The length of a stopped pipe is one-fourth that of the sonorous wave which it produces, while the length of an open pipe is one-half that of its sonorous wave.
The order of the tones of an open pipe is that of the even numbers 2, 4, 6, 8, etc., or of the natural numbers 1, 2, 3, 4, etc.
In both stopped and open pipes the number of vibrations executed in a given time is inversely proportional to the length of the pipe.
The places of maximum vibration in organ-pipes are places of minimum changes of density; while at the places of minimum vibration the changes of density reach a maximum.
The velocities of sound in gases, liquids, and solids may be inferred from the tones which equal lengths of them produce; or they may be inferred from the lengths of these substances which yield equal tones.
Reeds, or vibrating tongues, are often associated with vibrating columns of air. They consist of flexible laminæ, which vibrate to and fro in a rectangular orifice, thus rendering intermittent the air-current passing through the orifice.
The action of the reed is the same as that of the siren.

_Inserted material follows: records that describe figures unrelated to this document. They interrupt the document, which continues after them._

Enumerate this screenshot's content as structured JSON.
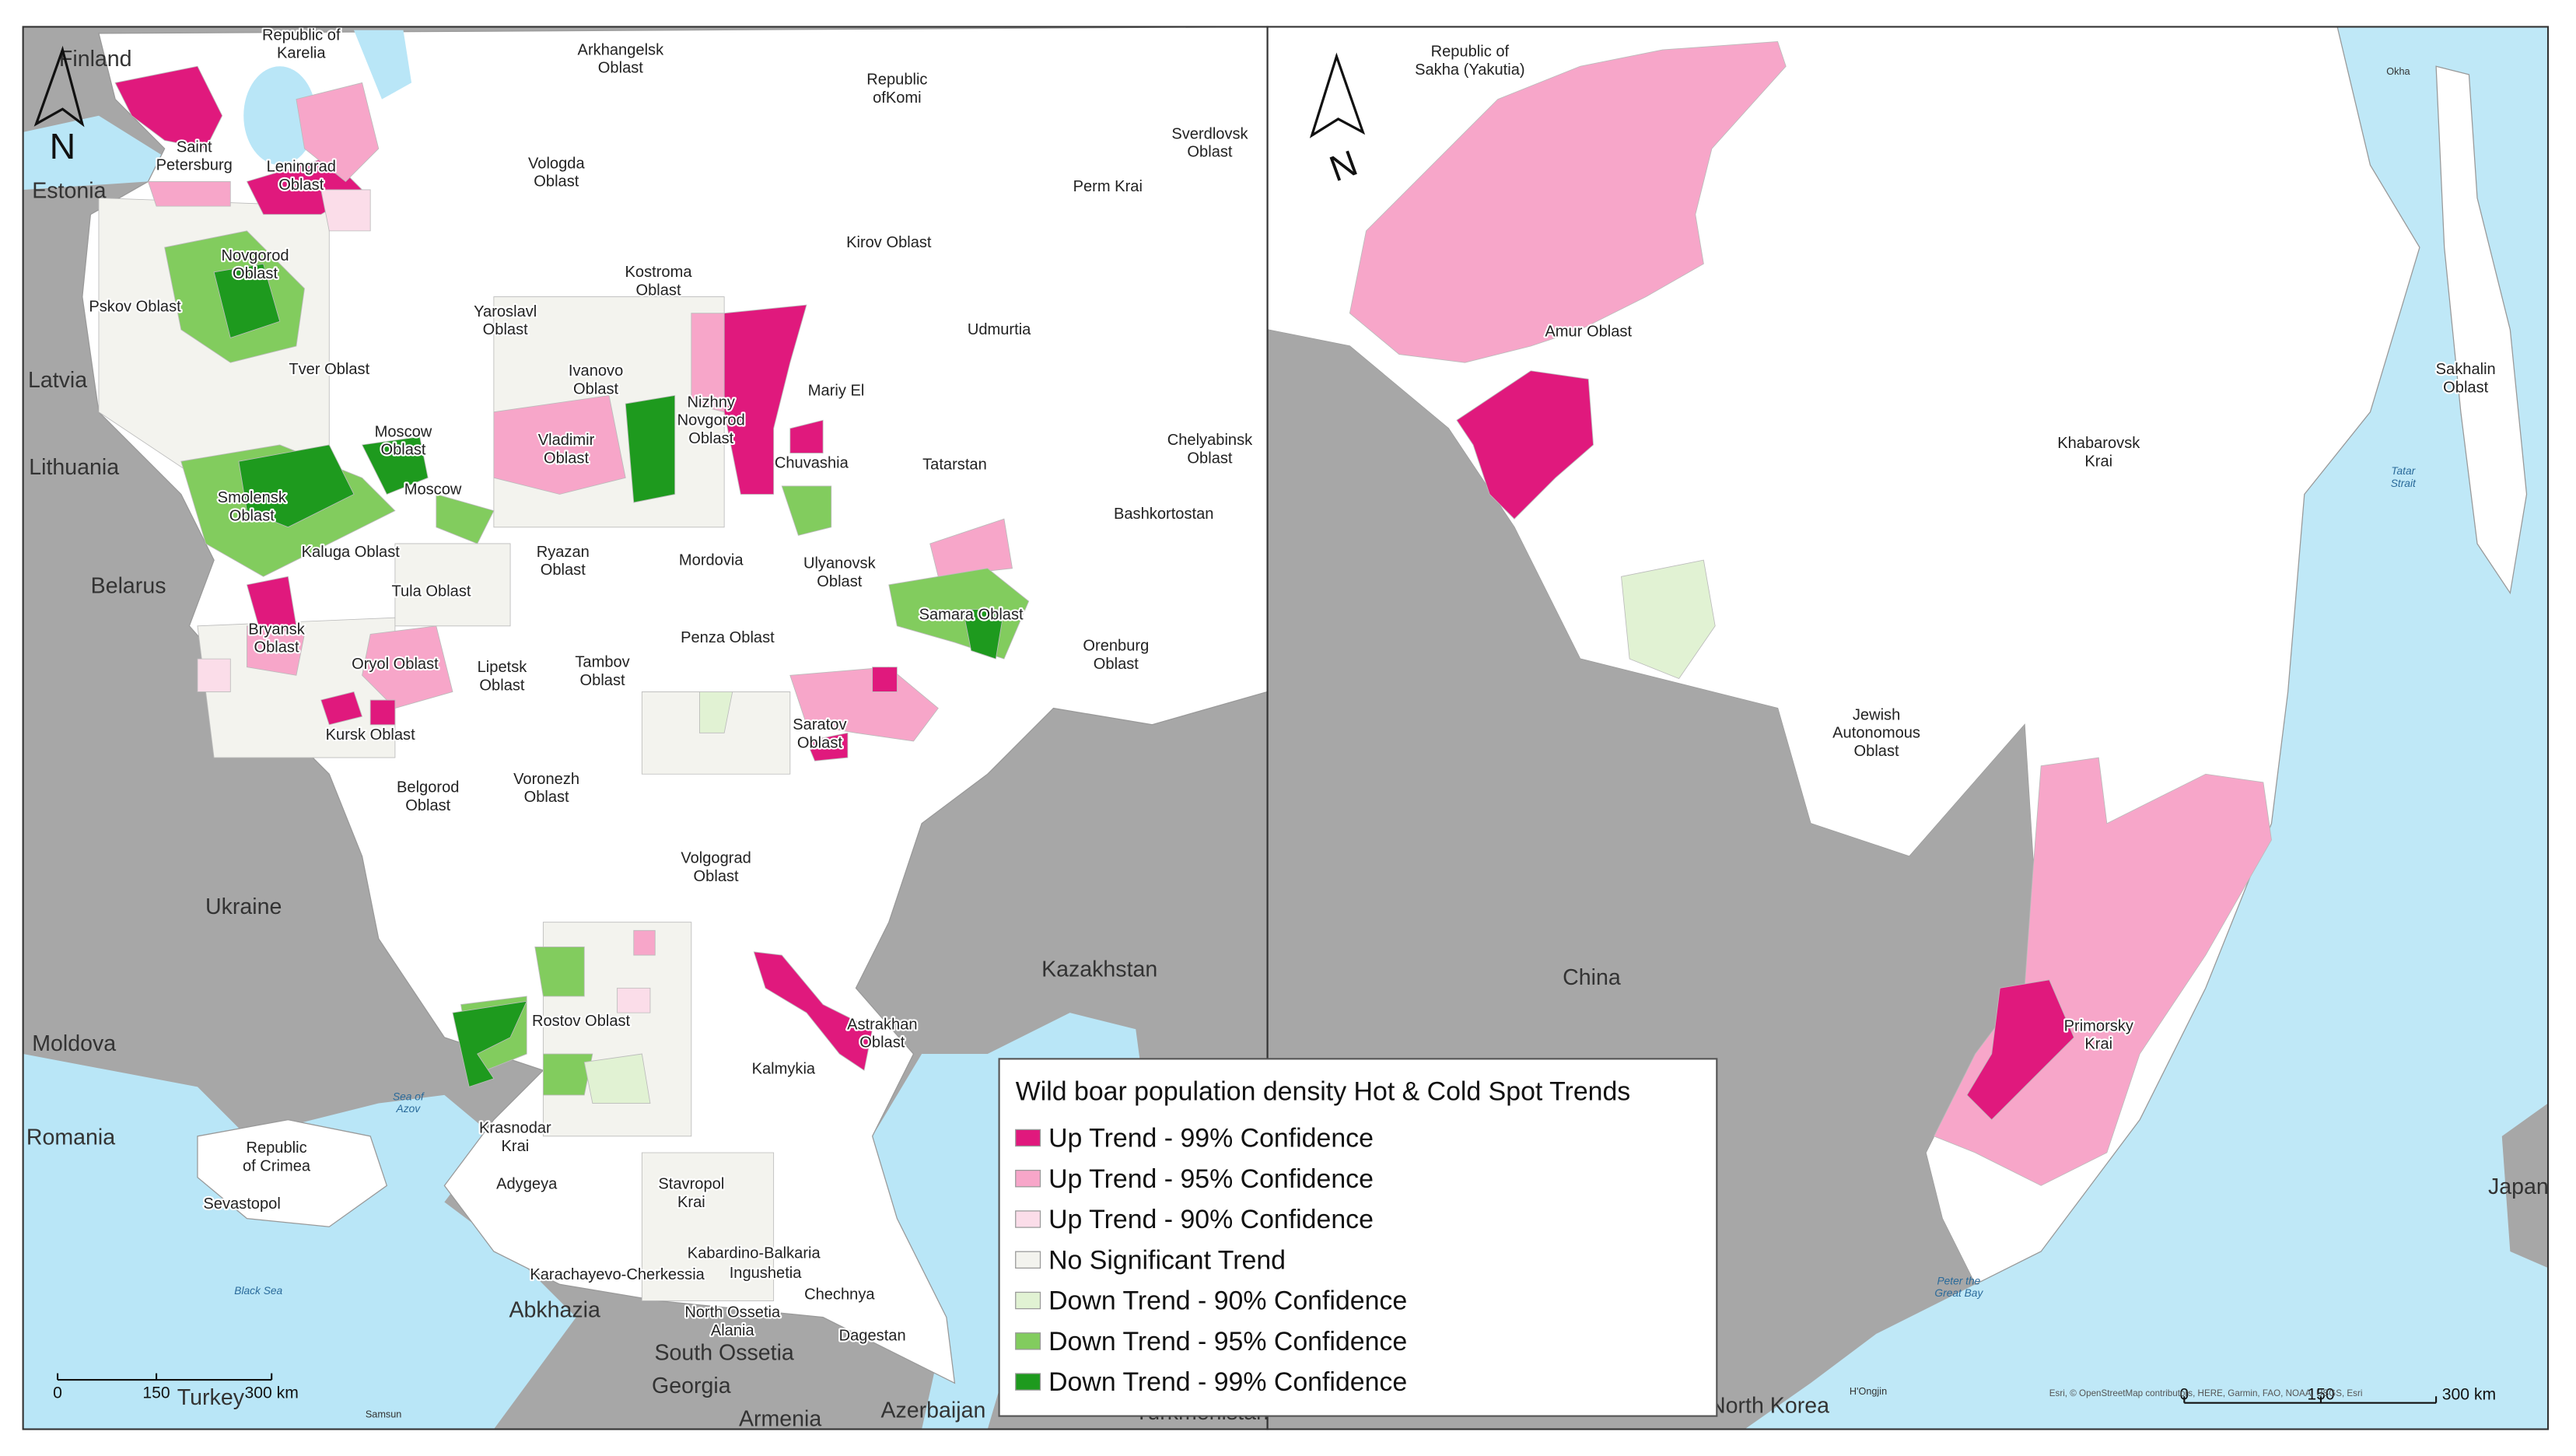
{
  "left_map": {
    "labels": [
      [
        "Finland"
      ],
      [
        "Republic of",
        "Karelia"
      ],
      [
        "Arkhangelsk",
        "Oblast"
      ],
      [
        "Republic",
        "ofKomi"
      ],
      [
        "Sverdlovsk",
        "Oblast"
      ],
      [
        "Saint",
        "Petersburg"
      ],
      [
        "Leningrad",
        "Oblast"
      ],
      [
        "Vologda",
        "Oblast"
      ],
      [
        "Perm Krai"
      ],
      [
        "Estonia"
      ],
      [
        "Kirov Oblast"
      ],
      [
        "Novgorod",
        "Oblast"
      ],
      [
        "Kostroma",
        "Oblast"
      ],
      [
        "Pskov Oblast"
      ],
      [
        "Yaroslavl",
        "Oblast"
      ],
      [
        "Udmurtia"
      ],
      [
        "Tver Oblast"
      ],
      [
        "Latvia"
      ],
      [
        "Ivanovo",
        "Oblast"
      ],
      [
        "Nizhny",
        "Novgorod",
        "Oblast"
      ],
      [
        "Mariy El"
      ],
      [
        "Moscow",
        "Oblast"
      ],
      [
        "Vladimir",
        "Oblast"
      ],
      [
        "Chelyabinsk",
        "Oblast"
      ],
      [
        "Lithuania"
      ],
      [
        "Chuvashia"
      ],
      [
        "Tatarstan"
      ],
      [
        "Moscow"
      ],
      [
        "Smolensk",
        "Oblast"
      ],
      [
        "Bashkortostan"
      ],
      [
        "Kaluga Oblast"
      ],
      [
        "Ryazan",
        "Oblast"
      ],
      [
        "Mordovia"
      ],
      [
        "Ulyanovsk",
        "Oblast"
      ],
      [
        "Belarus"
      ],
      [
        "Tula Oblast"
      ],
      [
        "Samara Oblast"
      ],
      [
        "Bryansk",
        "Oblast"
      ],
      [
        "Penza Oblast"
      ],
      [
        "Orenburg",
        "Oblast"
      ],
      [
        "Oryol Oblast"
      ],
      [
        "Tambov",
        "Oblast"
      ],
      [
        "Lipetsk",
        "Oblast"
      ],
      [
        "Saratov",
        "Oblast"
      ],
      [
        "Kursk Oblast"
      ],
      [
        "Voronezh",
        "Oblast"
      ],
      [
        "Belgorod",
        "Oblast"
      ],
      [
        "Volgograd",
        "Oblast"
      ],
      [
        "Ukraine"
      ],
      [
        "Kazakhstan"
      ],
      [
        "Rostov Oblast"
      ],
      [
        "Astrakhan",
        "Oblast"
      ],
      [
        "Moldova"
      ],
      [
        "Kalmykia"
      ],
      [
        "Sea of",
        "Azov"
      ],
      [
        "Krasnodar",
        "Krai"
      ],
      [
        "Romania"
      ],
      [
        "Republic",
        "of Crimea"
      ],
      [
        "Adygeya"
      ],
      [
        "Stavropol",
        "Krai"
      ],
      [
        "Sevastopol"
      ],
      [
        "Kabardino-Balkaria"
      ],
      [
        "Ingushetia"
      ],
      [
        "Karachayevo-Cherkessia"
      ],
      [
        "Black Sea"
      ],
      [
        "Chechnya"
      ],
      [
        "Abkhazia"
      ],
      [
        "North Ossetia",
        "Alania"
      ],
      [
        "Dagestan"
      ],
      [
        "South Ossetia"
      ],
      [
        "Georgia"
      ],
      [
        "Turkey"
      ],
      [
        "Samsun"
      ],
      [
        "Armenia"
      ],
      [
        "Azerbaijan"
      ],
      [
        "Turkmenistan"
      ]
    ],
    "north": "N",
    "scale_bar": [
      "0",
      "150",
      "300 km"
    ]
  },
  "right_map": {
    "labels": [
      [
        "Republic of",
        "Sakha (Yakutia)"
      ],
      [
        "Okha"
      ],
      [
        "Amur Oblast"
      ],
      [
        "Sakhalin",
        "Oblast"
      ],
      [
        "Khabarovsk",
        "Krai"
      ],
      [
        "Tatar",
        "Strait"
      ],
      [
        "Jewish",
        "Autonomous",
        "Oblast"
      ],
      [
        "China"
      ],
      [
        "Primorsky",
        "Krai"
      ],
      [
        "Japan"
      ],
      [
        "Peter the",
        "Great Bay"
      ],
      [
        "H'Ongjin"
      ],
      [
        "North Korea"
      ]
    ],
    "north": "N",
    "scale_bar": [
      "0",
      "150",
      "300 km"
    ],
    "attribution": "Esri, © OpenStreetMap contributors, HERE, Garmin, FAO, NOAA, USGS, Esri"
  },
  "legend": {
    "title": "Wild boar population density Hot & Cold Spot Trends",
    "entries": [
      {
        "label": "Up Trend - 99% Confidence",
        "color": "#e0197d"
      },
      {
        "label": "Up Trend - 95% Confidence",
        "color": "#f7a6c9"
      },
      {
        "label": "Up Trend - 90% Confidence",
        "color": "#fbdde9"
      },
      {
        "label": "No Significant Trend",
        "color": "#f3f3ee"
      },
      {
        "label": "Down Trend - 90% Confidence",
        "color": "#e1f2d3"
      },
      {
        "label": "Down Trend - 95% Confidence",
        "color": "#82cc5e"
      },
      {
        "label": "Down Trend - 99% Confidence",
        "color": "#1e9a1e"
      }
    ]
  }
}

The flexible wooden reeds sometimes associated with organ-pipes are compelled to vibrate in unison with the column of air in the pipe; other reeds are too stiff to be thus controlled by the vibrating air. In this latter case the column of air is taken of such a length that its vibrations synchronize with those of the reed.
By associating suitable pipes with reeds we impart to their tones the qualities of the human voice.
The vocal organ in man is a reed instrument, the vibrating reed in this case being elastic bands placed at the top of the trachea, and capable of various degrees of tension.
The rate of vibration of these vocal chords is practically uninfluenced by the resonance of the mouth; but the mouth, by changing its shape, can be caused to resound to the fundamental tone, or to any of the overtones of the vocal chords.
By the strengthening of particular tones through the resonance of the mouth, the clang-tint of the voice is altered.
The different vowel-sounds are produced by different admixtures of the fundamental tone and the overtones of the vocal chords.
When the solid substance of a tube stopped at one, or at both ends, is caused to vibrate longitudinally, the air within it is also thrown into vibration.
By covering the interior surface of the tube with a light powder, the manner in which the aërial column divides itself may be rendered apparent. From the division of the column the velocity of sound in the substance of the tube, compared with its velocity in air, may be inferred.
Other gases may be employed instead of air, and the velocity of sound in these gases, compared with its velocity in the substance of the tube, may be determined.
The end of a rod vibrating longitudinally may be caused to agitate a column of air contained in a tube, compelling the air to divide itself into ventral segments. These segments may be rendered visible by light powders, and from them the velocity of sound in the substance of the vibrating rod, compared with its velocity in air, may be inferred.
In this way the relative velocities of sound in all solid substances capable of being formed into rods, and of vibrating longitudinally, may be determined.